THE DAILY ASTRONOMER
Monday. April 25, 2016
Renegade Worlds
Even by astronomical standards, this is a wild concept. Imagine a
planet that was once part of a binary star system close to the galactic
nucleus. (Yes, we've determined that binary star systems can harbor
planets.* ) Next imagine a strange scenario in which said binary star
system ventures a wee bit too close to a black hole, not an uncommon
sight (ha ha ha ha ha ha) around the galactic nucleus. When in close
proximity to such a powerhouse stellar remnant, the binary star system
might experience a violent disruption. Not only will the disruption
sever the system, it might well propel the circumbinary planet at
extreme speed away from the wreckage. Or, so goes this freshly baked
scenario from the theoretical astrophysics oven.
The actually term describing these runaway worlds is "hypervelocity
planets." And, not only do such renegade worlds exist, they might be
currently roaring away from the galaxy is a veritable swarm at speeds
that only interstellar protons can surpass. Or, so asserts a paper
slated to appear in the Journal of the Royal Astronomical Society: the
same publication that's given us breathless page-turners such as
"Modeling the flaring activity of the high-x, hard X-ray selected blazar
IGR J22517+2217," and "The non-thermal emission of extended radio
galaxy lobes with curved electron spectra."
The notion of runaway planets arose from the discovery of hypervelocity
stars more than seven years ago.** These stars, like the hypothesized
planets mentioned in the introductory paragraph, were binary components
ejected following their close approach to a black hole.
Astronomers suspect that one star might be captured by the black hole
while the other flees. A planet might either be captured by the
black hole or expelled at high velocity.
At the moment, though, the hypervelocity planet is theoretical, as
none have yet been discovered. That astronomers haven't observed one
yet is hardly surprising. How can one find a planet rushing around
in the dark? At least hypervelocity stars still emit light and are
therefore visible. Hypervelocity planets are invisible. However,
perhaps astronomers might catch a glimpse of one as it passes along a
star's line of sight. For instance, if a star's brightness diminishes
slightly over a brief time period and doesn't experience the
diminishment again, an astronomer might conclude that the occulting
object was one of these breakneck worlds. They could determine the
speed by measuring the brightness diminishment duration. Of course,
this technique is the ultimate long shot.
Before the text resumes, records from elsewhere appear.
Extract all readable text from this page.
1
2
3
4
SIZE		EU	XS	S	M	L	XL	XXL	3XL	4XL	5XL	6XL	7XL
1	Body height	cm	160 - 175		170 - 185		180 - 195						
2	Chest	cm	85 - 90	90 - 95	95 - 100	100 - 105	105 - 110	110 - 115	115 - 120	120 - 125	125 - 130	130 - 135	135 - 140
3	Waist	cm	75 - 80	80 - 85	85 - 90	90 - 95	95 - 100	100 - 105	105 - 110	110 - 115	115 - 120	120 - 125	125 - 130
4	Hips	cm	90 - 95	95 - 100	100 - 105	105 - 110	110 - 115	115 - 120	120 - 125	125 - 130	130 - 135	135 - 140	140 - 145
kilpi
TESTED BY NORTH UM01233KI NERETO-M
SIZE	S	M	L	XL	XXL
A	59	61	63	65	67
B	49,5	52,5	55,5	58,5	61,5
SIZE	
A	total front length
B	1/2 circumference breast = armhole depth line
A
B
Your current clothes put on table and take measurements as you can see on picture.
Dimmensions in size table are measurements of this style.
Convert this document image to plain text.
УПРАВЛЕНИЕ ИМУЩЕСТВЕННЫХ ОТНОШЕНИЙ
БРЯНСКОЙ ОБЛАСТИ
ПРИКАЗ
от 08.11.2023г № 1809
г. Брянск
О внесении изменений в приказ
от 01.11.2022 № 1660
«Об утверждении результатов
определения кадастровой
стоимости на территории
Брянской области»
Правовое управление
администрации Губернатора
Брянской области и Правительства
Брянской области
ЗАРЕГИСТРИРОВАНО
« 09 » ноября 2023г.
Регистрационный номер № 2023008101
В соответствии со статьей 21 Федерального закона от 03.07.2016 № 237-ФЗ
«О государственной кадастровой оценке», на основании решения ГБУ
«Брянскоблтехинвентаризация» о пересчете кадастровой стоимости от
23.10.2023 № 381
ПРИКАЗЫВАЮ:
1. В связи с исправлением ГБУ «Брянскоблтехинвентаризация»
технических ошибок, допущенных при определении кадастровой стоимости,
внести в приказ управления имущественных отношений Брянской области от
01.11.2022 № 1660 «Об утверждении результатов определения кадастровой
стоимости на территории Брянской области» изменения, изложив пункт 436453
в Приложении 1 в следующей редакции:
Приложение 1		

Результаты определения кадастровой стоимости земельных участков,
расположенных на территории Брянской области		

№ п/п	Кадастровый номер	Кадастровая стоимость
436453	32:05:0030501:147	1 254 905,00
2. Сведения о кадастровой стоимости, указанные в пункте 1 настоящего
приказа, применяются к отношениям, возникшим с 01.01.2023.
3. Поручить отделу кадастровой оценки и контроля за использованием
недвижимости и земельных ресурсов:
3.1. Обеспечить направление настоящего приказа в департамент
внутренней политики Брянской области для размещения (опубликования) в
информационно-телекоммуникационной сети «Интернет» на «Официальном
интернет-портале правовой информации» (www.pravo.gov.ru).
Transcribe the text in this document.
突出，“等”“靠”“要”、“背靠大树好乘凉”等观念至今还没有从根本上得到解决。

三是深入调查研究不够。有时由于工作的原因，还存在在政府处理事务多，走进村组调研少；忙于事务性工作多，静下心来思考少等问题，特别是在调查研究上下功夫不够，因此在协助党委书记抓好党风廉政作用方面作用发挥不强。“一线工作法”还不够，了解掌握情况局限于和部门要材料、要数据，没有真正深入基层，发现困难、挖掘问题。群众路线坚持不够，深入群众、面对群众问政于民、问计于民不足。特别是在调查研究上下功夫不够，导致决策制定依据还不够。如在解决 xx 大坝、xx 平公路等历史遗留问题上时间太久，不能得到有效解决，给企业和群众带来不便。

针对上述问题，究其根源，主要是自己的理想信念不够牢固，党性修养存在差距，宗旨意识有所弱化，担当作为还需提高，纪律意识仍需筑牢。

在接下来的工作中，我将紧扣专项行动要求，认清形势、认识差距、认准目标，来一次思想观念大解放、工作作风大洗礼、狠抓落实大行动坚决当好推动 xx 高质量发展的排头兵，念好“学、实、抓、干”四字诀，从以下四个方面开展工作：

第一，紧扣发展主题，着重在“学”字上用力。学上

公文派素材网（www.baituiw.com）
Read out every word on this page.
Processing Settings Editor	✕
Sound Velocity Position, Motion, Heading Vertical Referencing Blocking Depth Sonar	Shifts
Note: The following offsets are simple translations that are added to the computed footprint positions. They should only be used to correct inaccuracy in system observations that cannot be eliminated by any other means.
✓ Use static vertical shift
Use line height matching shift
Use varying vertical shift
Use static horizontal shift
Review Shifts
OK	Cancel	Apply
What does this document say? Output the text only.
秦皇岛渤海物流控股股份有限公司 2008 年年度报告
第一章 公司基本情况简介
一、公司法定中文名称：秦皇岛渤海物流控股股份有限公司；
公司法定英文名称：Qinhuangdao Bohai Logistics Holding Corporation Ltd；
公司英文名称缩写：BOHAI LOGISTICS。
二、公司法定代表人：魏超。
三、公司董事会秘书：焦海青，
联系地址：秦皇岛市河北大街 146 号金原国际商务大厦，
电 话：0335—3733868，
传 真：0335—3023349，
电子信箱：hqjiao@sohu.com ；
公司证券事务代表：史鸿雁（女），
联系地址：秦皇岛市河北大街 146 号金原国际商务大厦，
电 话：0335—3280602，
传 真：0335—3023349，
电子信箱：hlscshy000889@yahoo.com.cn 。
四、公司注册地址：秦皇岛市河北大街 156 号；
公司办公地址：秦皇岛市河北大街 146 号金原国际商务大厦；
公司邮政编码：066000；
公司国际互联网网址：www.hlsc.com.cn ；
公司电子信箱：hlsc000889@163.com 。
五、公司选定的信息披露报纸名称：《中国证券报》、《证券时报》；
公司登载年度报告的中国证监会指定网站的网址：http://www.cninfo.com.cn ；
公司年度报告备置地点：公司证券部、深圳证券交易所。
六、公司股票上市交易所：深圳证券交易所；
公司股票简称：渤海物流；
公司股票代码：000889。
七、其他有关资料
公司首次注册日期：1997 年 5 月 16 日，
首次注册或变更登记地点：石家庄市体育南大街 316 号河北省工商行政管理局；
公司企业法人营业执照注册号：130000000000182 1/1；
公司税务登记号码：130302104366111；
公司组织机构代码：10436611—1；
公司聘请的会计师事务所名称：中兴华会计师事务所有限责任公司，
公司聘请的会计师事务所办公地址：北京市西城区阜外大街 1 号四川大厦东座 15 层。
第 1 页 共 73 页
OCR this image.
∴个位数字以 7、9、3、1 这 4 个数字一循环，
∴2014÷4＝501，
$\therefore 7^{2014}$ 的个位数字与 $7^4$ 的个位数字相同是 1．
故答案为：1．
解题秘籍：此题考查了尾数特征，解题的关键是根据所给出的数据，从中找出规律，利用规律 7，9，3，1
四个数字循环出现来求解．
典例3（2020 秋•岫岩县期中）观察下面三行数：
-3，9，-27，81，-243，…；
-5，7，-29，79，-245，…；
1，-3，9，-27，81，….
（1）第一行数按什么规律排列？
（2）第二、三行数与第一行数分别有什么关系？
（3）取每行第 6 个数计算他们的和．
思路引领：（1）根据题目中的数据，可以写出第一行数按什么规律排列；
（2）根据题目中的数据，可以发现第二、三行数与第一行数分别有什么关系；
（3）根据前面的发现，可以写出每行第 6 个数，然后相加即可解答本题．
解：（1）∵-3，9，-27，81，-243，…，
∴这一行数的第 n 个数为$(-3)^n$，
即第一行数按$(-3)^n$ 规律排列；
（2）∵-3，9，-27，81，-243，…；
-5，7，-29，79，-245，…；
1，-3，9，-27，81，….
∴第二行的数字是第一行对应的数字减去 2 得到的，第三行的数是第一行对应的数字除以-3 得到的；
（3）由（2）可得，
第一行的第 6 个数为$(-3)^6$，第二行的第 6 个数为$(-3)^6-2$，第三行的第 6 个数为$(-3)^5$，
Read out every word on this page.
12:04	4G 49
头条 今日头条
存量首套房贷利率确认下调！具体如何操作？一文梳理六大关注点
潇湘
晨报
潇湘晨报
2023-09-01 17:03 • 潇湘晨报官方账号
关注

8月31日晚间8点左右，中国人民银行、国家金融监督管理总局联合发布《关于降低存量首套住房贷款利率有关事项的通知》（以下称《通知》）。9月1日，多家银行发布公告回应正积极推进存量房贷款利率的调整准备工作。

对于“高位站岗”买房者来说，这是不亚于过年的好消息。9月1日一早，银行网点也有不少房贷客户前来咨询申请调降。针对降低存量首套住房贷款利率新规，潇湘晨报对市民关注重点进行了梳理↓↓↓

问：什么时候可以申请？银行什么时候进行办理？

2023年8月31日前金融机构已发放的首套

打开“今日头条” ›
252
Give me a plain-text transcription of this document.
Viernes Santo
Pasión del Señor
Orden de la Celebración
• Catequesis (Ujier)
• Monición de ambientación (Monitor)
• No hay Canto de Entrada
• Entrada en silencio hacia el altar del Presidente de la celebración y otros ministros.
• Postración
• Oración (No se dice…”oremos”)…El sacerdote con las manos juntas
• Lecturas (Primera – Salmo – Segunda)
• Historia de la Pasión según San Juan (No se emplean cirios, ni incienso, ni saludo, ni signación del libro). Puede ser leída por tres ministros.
What would life be like on such a world? Well, the answer is a quick
"impossible." Any planet hurtling through space without the warmth
and light of a parent star would be barren and lifeless. If it had an
atmosphere when it was orbiting a star, that atmosphere would rapidly
freeze out soon after being ejected from its parent stars. That air
freeze-out wouldn't bode well for the life forms dependent on that air,
of course. However, since the
DA is nothing
more than a pretend Universe, we'll assume we can flourish on a
space-cold rock. One advantage is the sky: without a Sun, it
would be perpetually dark. And, if our world is moving at speeds in
excess of 2 million miles per hour, we could actually observe the galaxy
growing smaller over time as our world barrels madly away from it. Of
course, as our distance from the home galaxy increases, we'd slowly lose
our view of its stars. Computer models suggest that these runway
worlds would continue out of the galaxy and beyond. Even if the
planet encounters an intergalactic star (a star between galaxies), it
would likely remain uncaptured. Traveling at such a speed would make
the world extremely difficult to snatch. Perhaps it would
continue its voyage through the Universe always dark , cold and speeding
along at a rapid clip as its exhilarated inhabitants shout "Righteous! Righteous!"
Wild...
*NASA's Kepler Probe discovered Kepler 16-b, the first known
circumbinary planet - the term applied to a planet in orbit around two
stars- in September 2011.
** SDSS J090745.0+024507 was the first hypervelocity star discovered.
Found in 2005 by astronomers at the Harvard-Smithsonian Center for
Astrophysics, SDSS J090745.0+024507 is escaping the Milky Way Galaxy at
2,400,000 km an hour (1,500,000 miles per hour.)